In our concluding chapter we review the main themes of this book and look ahead to the future. Although this final chapter presents a positive outlook, we also candidly address the hurdles that lie ahead for realizing a more maker-empowered world. Here we consider the very real barriers to participating in maker-centered learning experiences that exist for the majority of young people and the biases that exist throughout the burgeoning field of maker-centered learning. The concluding chapter also considers the ethical dimensions of making. Maker-centered learning is frequently framed in a positive light, but it is important to note that the act of making may also involve serious ethical considerations that need to be addressed head on.

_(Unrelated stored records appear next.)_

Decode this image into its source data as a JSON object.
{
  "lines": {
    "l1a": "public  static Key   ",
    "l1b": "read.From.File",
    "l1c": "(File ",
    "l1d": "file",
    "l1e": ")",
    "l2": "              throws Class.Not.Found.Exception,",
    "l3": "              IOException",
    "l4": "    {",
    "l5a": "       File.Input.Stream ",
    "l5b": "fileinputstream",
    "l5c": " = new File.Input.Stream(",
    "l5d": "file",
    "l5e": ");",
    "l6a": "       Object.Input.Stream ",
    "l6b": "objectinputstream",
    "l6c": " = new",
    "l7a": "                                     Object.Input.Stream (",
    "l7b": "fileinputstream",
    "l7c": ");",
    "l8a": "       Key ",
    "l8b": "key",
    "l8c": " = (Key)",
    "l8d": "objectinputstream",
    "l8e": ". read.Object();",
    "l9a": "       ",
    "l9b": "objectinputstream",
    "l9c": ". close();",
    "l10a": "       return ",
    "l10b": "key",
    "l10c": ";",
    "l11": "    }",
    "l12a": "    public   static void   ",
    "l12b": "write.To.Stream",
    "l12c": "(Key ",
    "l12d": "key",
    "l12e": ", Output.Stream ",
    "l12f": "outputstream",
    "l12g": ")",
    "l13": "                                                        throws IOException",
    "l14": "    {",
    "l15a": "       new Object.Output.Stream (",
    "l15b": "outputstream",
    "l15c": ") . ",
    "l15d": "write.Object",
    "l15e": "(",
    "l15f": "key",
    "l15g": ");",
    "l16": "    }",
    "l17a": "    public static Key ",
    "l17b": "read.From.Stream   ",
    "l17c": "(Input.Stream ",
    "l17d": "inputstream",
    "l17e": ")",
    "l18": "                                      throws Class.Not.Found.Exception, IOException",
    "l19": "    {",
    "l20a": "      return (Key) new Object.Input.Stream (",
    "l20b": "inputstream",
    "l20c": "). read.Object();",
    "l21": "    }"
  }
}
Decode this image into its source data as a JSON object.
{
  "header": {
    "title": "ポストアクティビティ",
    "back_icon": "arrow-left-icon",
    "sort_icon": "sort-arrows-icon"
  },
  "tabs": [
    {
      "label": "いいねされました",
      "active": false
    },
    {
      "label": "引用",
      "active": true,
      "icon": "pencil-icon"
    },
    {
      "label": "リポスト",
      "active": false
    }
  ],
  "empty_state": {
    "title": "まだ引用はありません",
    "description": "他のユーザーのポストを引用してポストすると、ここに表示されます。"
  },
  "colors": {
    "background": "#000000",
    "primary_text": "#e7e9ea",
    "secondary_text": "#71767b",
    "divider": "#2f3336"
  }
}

Finally, we put forth some imagine if … ideas of our own—imagining what a world of maker-empowered young people might be like, and further considering how the world might be a different place if each of us went about our daily lives with a more heightened sensitivity to design. Ultimately we conclude on a high note, returning to the benefits of maker-centered learning and emphasizing the potential for all young people to shape their worlds through building, tinkering, re/designing, and hacking.

In many ways, when the Abundance Foundation first approached Project Zero with an interest in developing a research initiative around maker-centered learning, we were transported back to Project Zero's roots. Just as there was little, or zero, communicable knowledge known about the cognitive affordances of the arts when Project Zero was founded in 1967, so, too, was there little communicable knowledge about the cognitive affordances of maker-centered learning when the Abundance Foundation first approached us in 2012. Several years later, we are happy to offer a research-based view of the benefits and outcomes of maker-centered learning, along with a pedagogical framework for bringing some of these about. We hope that this book will serve as a resource for the many educators, parents, and policymakers who have committed themselves to the work of empowering young people to view and shape their worlds through maker-centered learning.

Although we believe there is still much left to learn, we are delighted to present this book, Maker-Centered Learning: Empowering Young People to Shape Their Worlds, as an initial synthesis of our work—and as a celebration of maker educators, tinkerers, designers, builders, hackers, and doers all over the world.